Se però si va nel dettaglio a esaminare come si determina la base imponibile (v. Il Sole 24Ore di ieri), emergono alcuni elementi che vanno sottolineati. Il primo è che, al di là del riferimento letterale alla disciplina sostanziale e procedimentale dell’Iva, si tratta piuttosto di un’imposta sul valore aggiunto tipo Irap, in quanto la base imponibile non è costituita dalle operazioni attive Iva, bensì dal saldo tra operazioni attive e operazioni passive, rilevante ai fini del contributo solo in quanto esso manifesti un incremento, nella misura e con le soglie previste dall’art. 37 (un “sovraprofitto” sui generis). In secondo luogo, e soprattutto, emerge che le regole attualmente dettate non sembrano idonee a misurare – o almeno a misurare in tutti i casi – un effettivo incremento di ricchezza tassabile nella logica del contributo.
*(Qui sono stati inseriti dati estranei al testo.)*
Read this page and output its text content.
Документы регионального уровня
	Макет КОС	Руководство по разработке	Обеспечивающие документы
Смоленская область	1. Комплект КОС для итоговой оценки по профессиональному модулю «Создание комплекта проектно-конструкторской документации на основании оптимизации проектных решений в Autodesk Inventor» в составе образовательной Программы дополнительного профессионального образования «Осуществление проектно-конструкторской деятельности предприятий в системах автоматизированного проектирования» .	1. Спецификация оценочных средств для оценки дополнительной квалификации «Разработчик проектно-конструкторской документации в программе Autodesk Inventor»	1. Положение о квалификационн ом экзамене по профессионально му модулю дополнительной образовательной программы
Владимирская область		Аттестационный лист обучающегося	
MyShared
Si pensi al caso in cui l’incremento sia determinato da operazioni “straordinarie” come le cessioni di partecipazioni (la norma ricomprende nel calcolo anche le operazioni esenti Iva), ovvero al caso, frequente nel settore, in cui i costi, anch’essi aumentati data la contingenza economica, siano rappresentati da componenti (es. differenziali negativi realizzati su contratti derivati) qualora siano considerati non soggetti a Iva e quindi non computabili ai fini del contributo. Appare evidente che – in mancanza di correzioni che potrebbero intervenire in sede di conversione – questo meccanismo potrebbe non soddisfare il criterio di misurazione dell’incremento “speculativo” di ricchezza richiesto dalla Corte Costituzionale.
Sembra infine certamente censurabile ex art. 53 Cost. la prevista indeducibilità del contributo ai fini Ires, sulla base di quanto già affermato dalla Corte in materia di Irap e, più recentemente, di Imu (C. Cost. n. 262/2020).
Non sembra dubbio, in conclusione, che al di là dell’opportunità politica e sociale della sua introduzione, la disciplina del “contributo” in questione testimonia la perdurante difficoltà del legislatore di costruire un’imposta che intercetti, nel rispetto dei princìpi costituzionali, i sovraprofitti congiunturali.